Quantum Cryptography promises to at least get rid of that problem, since the impossibility of cloning quantum information means that keys cannot be archived and cracked at a later time. However, authentication with a party you have not physically met remains a bit of a pickle.


Christine Jones, the general counsel for GoDaddy — one of the net’s largest issuers of SSL certificates — says her company has never gotten such a request from a government in her eight years at the company.

Wouldn't she be required by U.S. law to say this if that's what the government told her to say?

[Edit: Seems I'm out of date; the gag-order provisions I was thinking about were ruled unconstitutional a couple of years ago: http://www.aclu.org/national-security/court-rules-patriot-ac...]

P.S. God, I hate this copy/paste Read More crap.


So to counter this kind of MITM attack the browser (or other SSL-app) should allow the user to store the certificate/root certificate for a certain site, and then provide a warning when it doesn't match the stored one. Doesn't sound that hard, maybe even an extension to Fx could do that?

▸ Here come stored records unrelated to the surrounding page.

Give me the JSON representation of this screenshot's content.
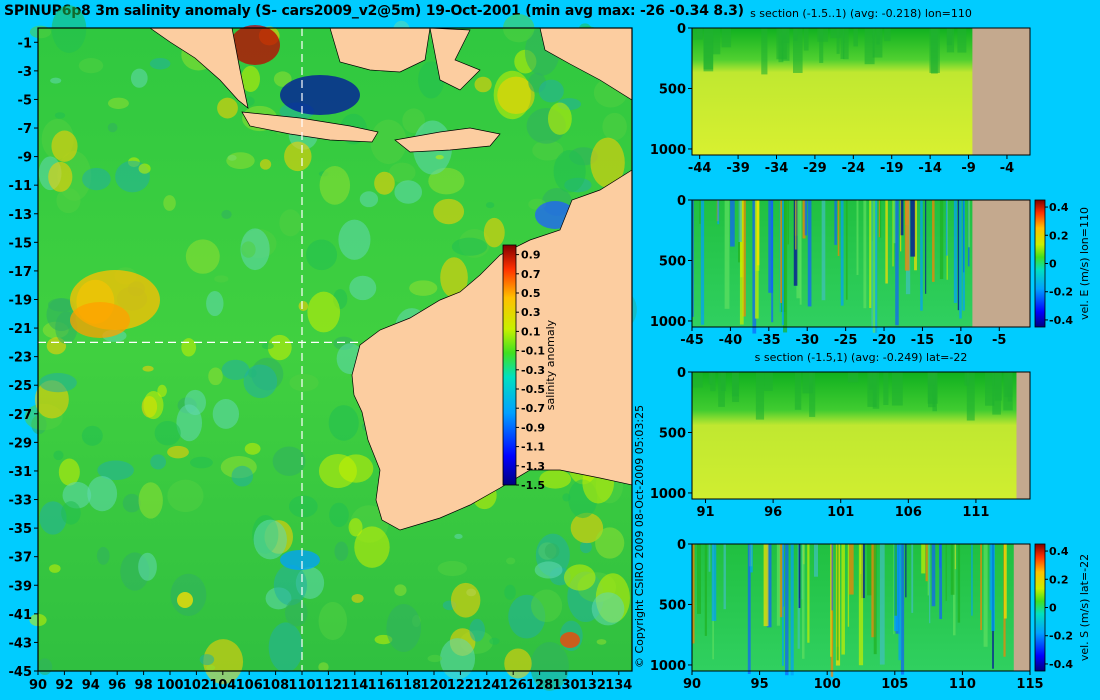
{
  "title": "SPINUP6p8 3m salinity anomaly (S- cars2009_v2@5m) 19-Oct-2001 (min avg max: -26 -0.34 8.3)",
  "copyright": "© Copyright CSIRO 2009   08-Oct-2009 05:03:25",
  "colors": {
    "background": "#00ccff",
    "land": "#fccda0",
    "section_land": "#c4a98e",
    "guide_line": "#ffffff"
  },
  "chart_data": [
    {
      "id": "map",
      "type": "heatmap",
      "title": "",
      "x_ticks": [
        "90",
        "92",
        "94",
        "96",
        "98",
        "100",
        "102",
        "104",
        "106",
        "108",
        "110",
        "112",
        "114",
        "116",
        "118",
        "120",
        "122",
        "124",
        "126",
        "128",
        "130",
        "132",
        "134"
      ],
      "y_ticks": [
        "-1",
        "-3",
        "-5",
        "-7",
        "-9",
        "-11",
        "-13",
        "-15",
        "-17",
        "-19",
        "-21",
        "-23",
        "-25",
        "-27",
        "-29",
        "-31",
        "-33",
        "-35",
        "-37",
        "-39",
        "-41",
        "-43",
        "-45"
      ],
      "xlim": [
        90,
        135
      ],
      "ylim": [
        -45,
        0
      ],
      "guide_lon": 110,
      "guide_lat": -22,
      "colorbar_label": "salinity anomaly",
      "colorbar_ticks": [
        "0.9",
        "0.7",
        "0.5",
        "0.3",
        "0.1",
        "-0.1",
        "-0.3",
        "-0.5",
        "-0.7",
        "-0.9",
        "-1.1",
        "-1.3",
        "-1.5"
      ],
      "colorbar_range": [
        -1.5,
        1.0
      ]
    },
    {
      "id": "section-s-lon",
      "type": "heatmap",
      "title": "s section (-1.5..1) (avg: -0.218) lon=110",
      "x_ticks": [
        "-44",
        "-39",
        "-34",
        "-29",
        "-24",
        "-19",
        "-14",
        "-9",
        "-4"
      ],
      "y_ticks": [
        "0",
        "500",
        "1000"
      ],
      "xlim": [
        -45,
        -1
      ],
      "ylim": [
        1050,
        0
      ]
    },
    {
      "id": "section-u-lon",
      "type": "heatmap",
      "title": "",
      "x_ticks": [
        "-45",
        "-40",
        "-35",
        "-30",
        "-25",
        "-20",
        "-15",
        "-10",
        "-5"
      ],
      "y_ticks": [
        "0",
        "500",
        "1000"
      ],
      "xlim": [
        -45,
        -1
      ],
      "ylim": [
        1050,
        0
      ],
      "colorbar_label": "vel. E (m/s) lon=110",
      "colorbar_ticks": [
        "0.4",
        "0.2",
        "0",
        "-0.2",
        "-0.4"
      ],
      "colorbar_range": [
        -0.45,
        0.45
      ]
    },
    {
      "id": "section-s-lat",
      "type": "heatmap",
      "title": "s section (-1.5,1) (avg: -0.249) lat=-22",
      "x_ticks": [
        "91",
        "96",
        "101",
        "106",
        "111"
      ],
      "y_ticks": [
        "0",
        "500",
        "1000"
      ],
      "xlim": [
        90,
        115
      ],
      "ylim": [
        1050,
        0
      ]
    },
    {
      "id": "section-v-lat",
      "type": "heatmap",
      "title": "",
      "x_ticks": [
        "90",
        "95",
        "100",
        "105",
        "110",
        "115"
      ],
      "y_ticks": [
        "0",
        "500",
        "1000"
      ],
      "xlim": [
        90,
        115
      ],
      "ylim": [
        1050,
        0
      ],
      "colorbar_label": "vel. S (m/s) lat=-22",
      "colorbar_ticks": [
        "0.4",
        "0.2",
        "0",
        "-0.2",
        "-0.4"
      ],
      "colorbar_range": [
        -0.45,
        0.45
      ]
    }
  ]
}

Could it be possible that GoDaddy was under court order to say that they have not had any requests? My recollection is fuzzy, I think there was a hub-bub a while back about librarians being ordered to lie about Patriot Act requests.


"The government has not had us sign a MITM certificate yet. Watch closely for the removal of this notice."

http://www.librarian.net/technicality.html


I've always assumed that the government possessed the capability of creating false certs, but it is perhaps more troubling that boxes like these could be available to anyone.


Cool. So as long as I'm my own CA and I use self-signed certificated (distributed off-band) then I'm safe.